An Homage to Chesterton
Anybody who participates in an Internet discussion soon discovers that the range of audible opinions is extremely narrow. It’s not that original notions don’t appear. They do, but for the most part they rapidly disappear because they are not acknowledged. The Law of Least Hassles takes care of that. To put things in a Piagetian way, adults find it far easier to assimilate input to their existing kit of mental structures than to accommodate significant novelties by actually learning something new. But one shouldn’t assume that the apparent deafness of the public is absolute. From time to time, minds do get changed after all. Effect lags behind cause, however, because processing new ideas requires neurological changes and even more because most of us are too vain to lose an argument on the spot—it would be like taking a dump in public.

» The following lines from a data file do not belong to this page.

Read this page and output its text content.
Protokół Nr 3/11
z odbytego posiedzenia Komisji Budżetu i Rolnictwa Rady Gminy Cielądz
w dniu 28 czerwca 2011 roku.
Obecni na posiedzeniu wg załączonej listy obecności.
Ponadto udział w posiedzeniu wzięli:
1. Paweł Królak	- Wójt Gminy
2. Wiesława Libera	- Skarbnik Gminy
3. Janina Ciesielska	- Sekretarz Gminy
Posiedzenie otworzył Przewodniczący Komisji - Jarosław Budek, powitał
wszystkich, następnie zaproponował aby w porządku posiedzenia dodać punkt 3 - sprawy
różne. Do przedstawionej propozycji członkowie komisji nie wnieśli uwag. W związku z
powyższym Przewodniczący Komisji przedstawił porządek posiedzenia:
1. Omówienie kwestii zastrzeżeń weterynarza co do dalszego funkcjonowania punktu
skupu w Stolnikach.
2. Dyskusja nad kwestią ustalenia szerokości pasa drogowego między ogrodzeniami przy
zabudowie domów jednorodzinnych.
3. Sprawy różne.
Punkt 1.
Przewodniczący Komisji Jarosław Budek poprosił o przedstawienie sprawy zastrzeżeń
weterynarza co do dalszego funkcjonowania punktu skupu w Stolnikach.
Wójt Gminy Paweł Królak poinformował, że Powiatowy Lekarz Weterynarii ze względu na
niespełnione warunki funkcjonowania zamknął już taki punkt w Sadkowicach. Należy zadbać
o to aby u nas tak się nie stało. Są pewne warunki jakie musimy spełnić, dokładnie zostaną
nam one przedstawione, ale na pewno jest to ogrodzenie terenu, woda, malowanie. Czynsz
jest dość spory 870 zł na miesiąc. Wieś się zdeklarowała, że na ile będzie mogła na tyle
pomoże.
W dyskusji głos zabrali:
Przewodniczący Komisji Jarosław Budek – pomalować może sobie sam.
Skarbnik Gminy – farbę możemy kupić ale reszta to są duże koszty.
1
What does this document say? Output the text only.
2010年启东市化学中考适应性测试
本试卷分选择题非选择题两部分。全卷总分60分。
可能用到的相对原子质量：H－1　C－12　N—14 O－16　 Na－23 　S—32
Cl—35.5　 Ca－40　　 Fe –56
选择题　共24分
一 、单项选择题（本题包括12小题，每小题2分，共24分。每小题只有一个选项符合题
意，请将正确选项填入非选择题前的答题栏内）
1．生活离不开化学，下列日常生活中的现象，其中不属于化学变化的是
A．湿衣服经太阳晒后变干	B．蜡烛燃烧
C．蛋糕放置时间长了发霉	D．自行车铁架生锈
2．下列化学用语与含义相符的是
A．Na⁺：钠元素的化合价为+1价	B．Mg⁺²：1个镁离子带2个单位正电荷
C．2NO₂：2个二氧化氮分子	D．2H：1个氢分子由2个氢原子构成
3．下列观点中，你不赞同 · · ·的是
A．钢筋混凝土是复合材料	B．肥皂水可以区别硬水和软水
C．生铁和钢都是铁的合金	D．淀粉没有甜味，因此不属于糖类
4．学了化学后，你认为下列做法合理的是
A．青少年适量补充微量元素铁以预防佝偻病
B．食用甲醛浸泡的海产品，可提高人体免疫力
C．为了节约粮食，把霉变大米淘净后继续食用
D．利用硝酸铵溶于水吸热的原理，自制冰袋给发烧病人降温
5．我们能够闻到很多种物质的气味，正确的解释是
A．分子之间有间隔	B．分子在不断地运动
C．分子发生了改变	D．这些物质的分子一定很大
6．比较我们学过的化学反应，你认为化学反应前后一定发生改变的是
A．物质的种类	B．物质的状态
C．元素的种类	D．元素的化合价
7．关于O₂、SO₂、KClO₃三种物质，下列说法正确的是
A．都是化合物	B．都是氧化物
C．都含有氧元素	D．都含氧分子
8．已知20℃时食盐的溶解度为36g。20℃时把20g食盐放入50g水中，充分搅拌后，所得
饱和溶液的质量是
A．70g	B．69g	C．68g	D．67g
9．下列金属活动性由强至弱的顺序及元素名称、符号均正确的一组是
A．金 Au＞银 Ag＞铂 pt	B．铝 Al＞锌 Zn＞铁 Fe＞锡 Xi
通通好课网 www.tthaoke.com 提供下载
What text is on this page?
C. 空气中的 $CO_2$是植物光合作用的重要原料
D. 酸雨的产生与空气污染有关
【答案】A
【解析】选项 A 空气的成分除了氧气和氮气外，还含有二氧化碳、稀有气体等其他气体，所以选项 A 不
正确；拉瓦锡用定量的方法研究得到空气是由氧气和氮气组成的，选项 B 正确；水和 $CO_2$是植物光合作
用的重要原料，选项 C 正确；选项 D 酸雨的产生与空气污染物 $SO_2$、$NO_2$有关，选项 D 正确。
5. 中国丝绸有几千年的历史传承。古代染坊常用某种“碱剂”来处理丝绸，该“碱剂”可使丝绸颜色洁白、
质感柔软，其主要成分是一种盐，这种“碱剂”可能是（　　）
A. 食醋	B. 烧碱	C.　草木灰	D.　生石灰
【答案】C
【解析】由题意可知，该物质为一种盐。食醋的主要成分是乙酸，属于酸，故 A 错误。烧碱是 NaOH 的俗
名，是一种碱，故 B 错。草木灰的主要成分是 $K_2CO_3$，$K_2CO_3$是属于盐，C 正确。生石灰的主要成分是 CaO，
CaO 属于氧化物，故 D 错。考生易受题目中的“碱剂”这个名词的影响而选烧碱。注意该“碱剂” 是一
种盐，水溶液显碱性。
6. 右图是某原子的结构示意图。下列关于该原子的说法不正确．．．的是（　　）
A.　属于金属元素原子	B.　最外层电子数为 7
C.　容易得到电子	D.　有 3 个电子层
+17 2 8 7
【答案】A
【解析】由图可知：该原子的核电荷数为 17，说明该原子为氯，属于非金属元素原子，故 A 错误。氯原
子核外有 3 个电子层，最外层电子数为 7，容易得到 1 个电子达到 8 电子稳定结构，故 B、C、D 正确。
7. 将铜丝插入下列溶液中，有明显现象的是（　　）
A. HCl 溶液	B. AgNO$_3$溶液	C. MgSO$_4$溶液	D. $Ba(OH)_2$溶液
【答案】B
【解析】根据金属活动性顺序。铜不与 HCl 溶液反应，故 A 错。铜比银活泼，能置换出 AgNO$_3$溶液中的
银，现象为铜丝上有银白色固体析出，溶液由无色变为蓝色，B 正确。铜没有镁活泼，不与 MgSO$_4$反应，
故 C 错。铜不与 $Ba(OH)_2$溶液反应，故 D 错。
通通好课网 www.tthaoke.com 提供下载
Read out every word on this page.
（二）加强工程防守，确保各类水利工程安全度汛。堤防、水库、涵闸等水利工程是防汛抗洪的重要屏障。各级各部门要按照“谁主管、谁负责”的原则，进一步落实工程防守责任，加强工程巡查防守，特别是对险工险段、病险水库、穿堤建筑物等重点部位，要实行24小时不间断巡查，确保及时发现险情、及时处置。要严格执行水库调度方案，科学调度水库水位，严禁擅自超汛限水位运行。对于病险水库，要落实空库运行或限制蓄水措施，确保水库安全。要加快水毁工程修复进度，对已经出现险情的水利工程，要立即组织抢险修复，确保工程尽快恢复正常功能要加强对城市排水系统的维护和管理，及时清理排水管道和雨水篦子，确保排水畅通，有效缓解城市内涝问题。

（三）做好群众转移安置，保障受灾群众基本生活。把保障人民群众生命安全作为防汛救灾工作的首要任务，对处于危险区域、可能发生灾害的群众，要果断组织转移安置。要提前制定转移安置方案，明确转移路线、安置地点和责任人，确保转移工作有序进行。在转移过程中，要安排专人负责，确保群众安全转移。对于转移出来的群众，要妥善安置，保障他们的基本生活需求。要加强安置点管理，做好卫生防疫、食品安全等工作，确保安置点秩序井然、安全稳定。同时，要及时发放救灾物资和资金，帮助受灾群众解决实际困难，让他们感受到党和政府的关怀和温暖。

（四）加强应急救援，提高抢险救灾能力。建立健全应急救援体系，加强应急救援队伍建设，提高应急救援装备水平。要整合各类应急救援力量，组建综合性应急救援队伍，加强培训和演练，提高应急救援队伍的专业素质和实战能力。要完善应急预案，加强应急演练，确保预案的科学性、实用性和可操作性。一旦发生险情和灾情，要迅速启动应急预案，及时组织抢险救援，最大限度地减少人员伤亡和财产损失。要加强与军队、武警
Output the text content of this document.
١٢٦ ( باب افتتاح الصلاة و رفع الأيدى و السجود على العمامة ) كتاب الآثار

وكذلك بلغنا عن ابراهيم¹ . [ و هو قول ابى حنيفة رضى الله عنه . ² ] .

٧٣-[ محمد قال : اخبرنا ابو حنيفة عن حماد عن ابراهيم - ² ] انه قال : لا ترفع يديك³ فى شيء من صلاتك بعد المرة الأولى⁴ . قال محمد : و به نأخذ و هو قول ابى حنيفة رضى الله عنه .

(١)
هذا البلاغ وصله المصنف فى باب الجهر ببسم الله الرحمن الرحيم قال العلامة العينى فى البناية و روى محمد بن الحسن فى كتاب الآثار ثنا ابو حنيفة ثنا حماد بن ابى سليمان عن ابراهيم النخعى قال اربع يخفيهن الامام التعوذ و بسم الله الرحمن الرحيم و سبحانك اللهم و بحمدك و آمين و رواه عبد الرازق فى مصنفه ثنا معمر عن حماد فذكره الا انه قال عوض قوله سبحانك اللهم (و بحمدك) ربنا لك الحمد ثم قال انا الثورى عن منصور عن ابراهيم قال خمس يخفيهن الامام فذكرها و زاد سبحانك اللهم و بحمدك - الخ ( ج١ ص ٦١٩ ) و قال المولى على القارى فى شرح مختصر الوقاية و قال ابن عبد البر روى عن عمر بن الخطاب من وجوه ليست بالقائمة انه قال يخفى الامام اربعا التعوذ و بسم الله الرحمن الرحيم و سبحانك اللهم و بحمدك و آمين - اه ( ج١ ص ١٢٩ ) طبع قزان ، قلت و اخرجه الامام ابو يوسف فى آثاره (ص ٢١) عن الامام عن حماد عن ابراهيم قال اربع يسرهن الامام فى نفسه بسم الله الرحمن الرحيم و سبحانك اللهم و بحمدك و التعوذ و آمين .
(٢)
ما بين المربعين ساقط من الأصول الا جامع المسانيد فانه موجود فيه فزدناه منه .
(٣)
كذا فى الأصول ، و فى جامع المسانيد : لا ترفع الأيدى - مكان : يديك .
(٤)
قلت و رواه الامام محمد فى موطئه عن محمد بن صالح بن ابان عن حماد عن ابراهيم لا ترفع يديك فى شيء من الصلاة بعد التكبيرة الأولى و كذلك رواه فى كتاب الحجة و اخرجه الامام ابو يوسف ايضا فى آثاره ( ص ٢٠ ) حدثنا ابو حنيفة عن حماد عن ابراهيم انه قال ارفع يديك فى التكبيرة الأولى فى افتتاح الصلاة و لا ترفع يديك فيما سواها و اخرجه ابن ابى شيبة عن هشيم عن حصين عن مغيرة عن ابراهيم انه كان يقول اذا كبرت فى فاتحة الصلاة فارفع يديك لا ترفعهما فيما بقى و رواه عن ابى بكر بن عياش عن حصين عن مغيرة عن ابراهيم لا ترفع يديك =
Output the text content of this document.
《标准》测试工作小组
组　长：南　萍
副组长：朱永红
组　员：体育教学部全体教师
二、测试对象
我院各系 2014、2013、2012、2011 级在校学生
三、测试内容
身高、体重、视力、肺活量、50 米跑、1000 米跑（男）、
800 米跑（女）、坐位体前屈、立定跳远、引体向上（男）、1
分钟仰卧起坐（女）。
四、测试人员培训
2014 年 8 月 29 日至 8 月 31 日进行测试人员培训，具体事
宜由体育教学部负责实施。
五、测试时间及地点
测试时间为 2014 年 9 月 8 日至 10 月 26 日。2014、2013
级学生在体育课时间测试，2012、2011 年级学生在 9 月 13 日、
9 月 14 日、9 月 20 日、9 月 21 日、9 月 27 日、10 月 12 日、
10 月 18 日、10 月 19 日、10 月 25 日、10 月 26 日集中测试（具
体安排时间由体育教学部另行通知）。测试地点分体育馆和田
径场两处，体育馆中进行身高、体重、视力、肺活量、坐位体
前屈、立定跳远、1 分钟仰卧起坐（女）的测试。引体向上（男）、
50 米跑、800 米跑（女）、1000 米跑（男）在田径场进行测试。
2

Like the catatonic and the comatose, normal individuals register more than they let on. Which is why, for example, radicals who become reactionaries and reactionaries who become radicals don’t have to learn any new rhetorical moves; and, more generally, why the Zeitgeist is able to lurch so rapidly from one set of unwarranted assumptions to another—it’s very easy to overlook the long period of preparation. The pattern is especially obvious in the case of intellectuals who support traditional versions of religion. Granted the prideful perversity natural in a strong mind, defending an indefensibly silly set of ideas is a great pleasure; but even great pleasures eventually stale. At that point it suffices to simply give up the game. One hardly has to be convinced of anything since the mere truth of the secular position had been registered long before.